Les marchés de prédiction parient que le Congrès votera, mais ne parviendra pas à conclure l’accord

Les sommes qui affluent vers les marchés de prédiction reflètent globalement la même tendance. Le marché de Kalshi consacré au vote du Sénat a enregistré un volume de plus de 1,25 million de dollars, tandis que son contrat plus large portant sur l’adoption de la structure du marché des cryptomonnaies a attiré plus de 6,8 millions de dollars.

Kalshi screenshot
Source de l’image : Kalshi, le 31 août 2026.

Le pari plus précis de Polymarket sur l’adoption ou non de la loi H.R. 3633 en 2026 a attiré environ 11,5 millions de dollars. La probabilité implicite s’établit à un maigre 13 %, ce qui représente un effondrement spectaculaire par rapport aux 82 % que les traders tablaient en février.

Polymarket screenshot
Source de l’image : Polymarket, le 31 août 2026.

Trois batailles menacent de faire voler en éclats le cadre réglementaire du Congrès en matière de cryptomonnaies

Ce combat va bien au-delà d’une simple nouvelle mise en scène à Washington. Le CLARITY Act créerait un cadre fédéral pour les marchés des cryptomonnaies, conférerait à la Commodity Futures Trading Commission (CFTC) l’autorité exclusive sur les marchés au comptant des actifs numériques et laisserait à la Securities and Exchange Commission (SEC) la supervision de certaines offres de titres et de l’activité boursière.

Trois points de discorde mettent désormais à mal la coalition nécessaire pour obtenir les 60 voix requises au Sénat : les restrictions éthiques concernant les responsables gouvernementaux et les cryptomonnaies, les récompenses en stablecoins que les banques considèrent comme une concurrence pour les dépôts, et les protections couvrant la finance décentralisée (DeFi) et les développeurs de logiciels sans garde.

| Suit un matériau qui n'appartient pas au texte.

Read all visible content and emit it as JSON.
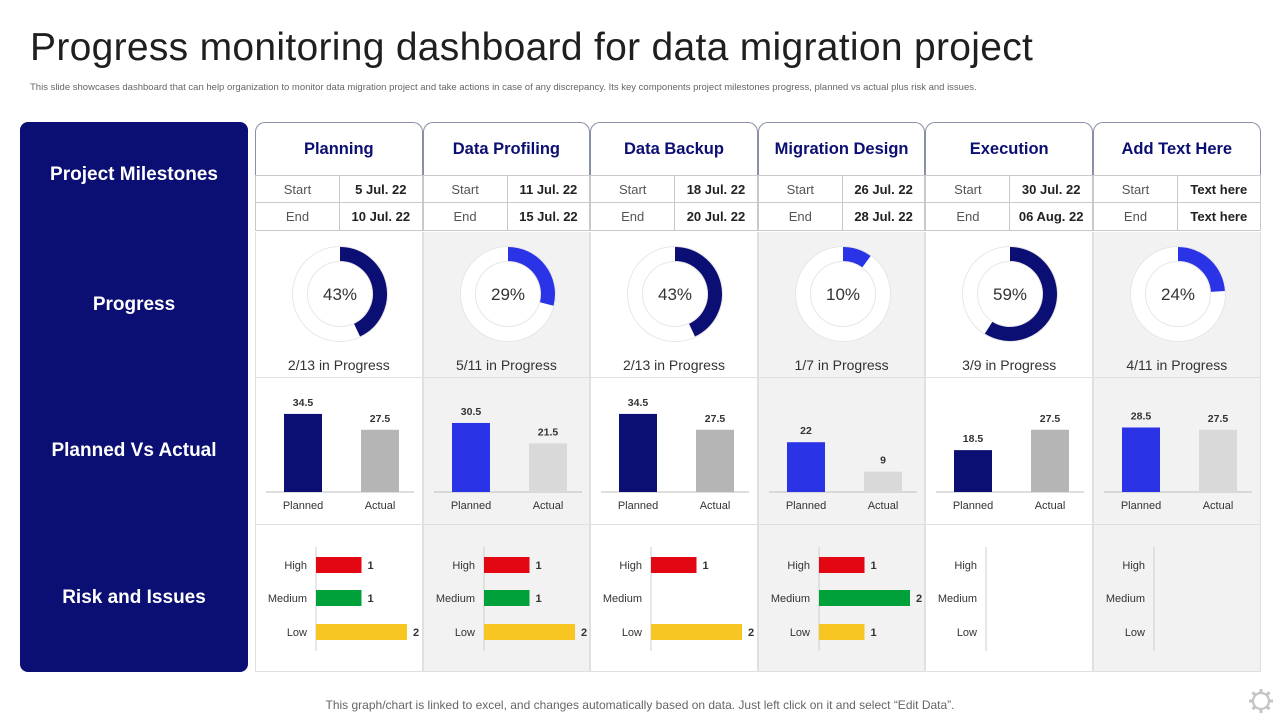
{
  "title": "Progress monitoring dashboard for data migration project",
  "subtitle": "This slide showcases dashboard that can help organization to monitor data migration project and take actions in case of any discrepancy. Its key components project milestones progress, planned vs actual plus risk and issues.",
  "row_labels": {
    "milestones": "Project Milestones",
    "progress": "Progress",
    "planned_vs_actual": "Planned Vs Actual",
    "risk": "Risk and Issues"
  },
  "labels": {
    "start": "Start",
    "end": "End",
    "planned": "Planned",
    "actual": "Actual",
    "high": "High",
    "medium": "Medium",
    "low": "Low"
  },
  "phases": [
    {
      "name": "Planning",
      "start": "5 Jul. 22",
      "end": "10 Jul. 22",
      "progress_text": "2/13 in Progress"
    },
    {
      "name": "Data Profiling",
      "start": "11 Jul. 22",
      "end": "15 Jul. 22",
      "progress_text": "5/11 in Progress"
    },
    {
      "name": "Data Backup",
      "start": "18 Jul. 22",
      "end": "20 Jul. 22",
      "progress_text": "2/13 in Progress"
    },
    {
      "name": "Migration Design",
      "start": "26 Jul. 22",
      "end": "28 Jul. 22",
      "progress_text": "1/7 in Progress"
    },
    {
      "name": "Execution",
      "start": "30 Jul. 22",
      "end": "06 Aug. 22",
      "progress_text": "3/9 in Progress"
    },
    {
      "name": "Add Text Here",
      "start": "Text here",
      "end": "Text here",
      "progress_text": "4/11 in Progress"
    }
  ],
  "chart_data": [
    {
      "type": "pie",
      "chart": "progress",
      "categories": [
        "Planning",
        "Data Profiling",
        "Data Backup",
        "Migration Design",
        "Execution",
        "Add Text Here"
      ],
      "values": [
        43,
        29,
        43,
        10,
        59,
        24
      ],
      "value_labels": [
        "43%",
        "29%",
        "43%",
        "10%",
        "59%",
        "24%"
      ],
      "colors": [
        "#0b0e72",
        "#2a33e6",
        "#0b0e72",
        "#2a33e6",
        "#0b0e72",
        "#2a33e6"
      ]
    },
    {
      "type": "bar",
      "chart": "planned_vs_actual",
      "categories": [
        "Planning",
        "Data Profiling",
        "Data Backup",
        "Migration Design",
        "Execution",
        "Add Text Here"
      ],
      "series": [
        {
          "name": "Planned",
          "values": [
            34.5,
            30.5,
            34.5,
            22,
            18.5,
            28.5
          ]
        },
        {
          "name": "Actual",
          "values": [
            27.5,
            21.5,
            27.5,
            9,
            27.5,
            27.5
          ]
        }
      ],
      "colors": {
        "planned_dark": "#0b0e72",
        "planned_bright": "#2a33e6",
        "actual_mid": "#b5b5b5",
        "actual_light": "#d9d9d9"
      },
      "ylim": [
        0,
        38
      ]
    },
    {
      "type": "bar",
      "chart": "risk_and_issues",
      "orientation": "horizontal",
      "categories": [
        "Planning",
        "Data Profiling",
        "Data Backup",
        "Migration Design",
        "Execution",
        "Add Text Here"
      ],
      "series": [
        {
          "name": "High",
          "values": [
            1,
            1,
            1,
            1,
            null,
            null
          ]
        },
        {
          "name": "Medium",
          "values": [
            1,
            1,
            null,
            2,
            null,
            null
          ]
        },
        {
          "name": "Low",
          "values": [
            2,
            2,
            2,
            1,
            null,
            null
          ]
        }
      ],
      "colors": {
        "High": "#e30613",
        "Medium": "#00a13a",
        "Low": "#f7c623"
      },
      "xlim": [
        0,
        2
      ]
    }
  ],
  "footer": "This graph/chart is linked to excel, and changes automatically based on data. Just left click on it and select “Edit Data”.",
  "icons": {
    "corner": "gear-icon"
  }
}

Plusieurs démocrates qui semblaient autrefois ouverts à la négociation ont critiqué le dernier texte, tandis que les groupes bancaires continuent de s'en prendre au rendement des stablecoins. Les républicains, notamment les sénateurs Cynthia Lummis, Tim Scott, John Boozman, John Thune et Thom Tillis, comptent toujours parmi les plus fervents partisans du projet de loi.

La SEC et la CFTC vont de l’avant alors que le Congrès laisse filer le temps

Les régulateurs n’attendent pas les législateurs. Les travaux de la SEC sur la réglementation des cryptomonnaies et ceux de la CFTC concernant les plateformes d’échange, le trading à effet de levier et la finance décentralisée (DeFi) pourraient constituer des éléments majeurs du cadre réglementaire sans l’intervention du Congrès, même si les futures administrations peuvent généralement abroger plus facilement les règles des agences que les lois fédérales.

Le 15 septembre devient donc une date charnière. Même si les sénateurs parviennent à franchir l’obstacle procédural des 60 voix, le Congrès est confronté à un calendrier chargé, entre le financement du gouvernement, la législation sur la défense et les élections de mi-mandat qui approchent. Un nouvel échec pourrait repousser la bataille plus large sur la structure du marché à une session de fin de mandat ou à 2027.

Pour les entreprises du secteur des cryptomonnaies, les banques et les investisseurs, la question n’est plus de savoir si Washington continue de parler de CLARITY, mais si les sénateurs parviendront à rassembler suffisamment de voix le 15 septembre pour maintenir le projet en vie.

Cet article a été traduit de l'anglais à l'aide de l'IA. La version originale en anglais fait foi ; les traductions automatiques peuvent contenir des inexactitudes, en particulier dans la terminologie juridique et réglementaire.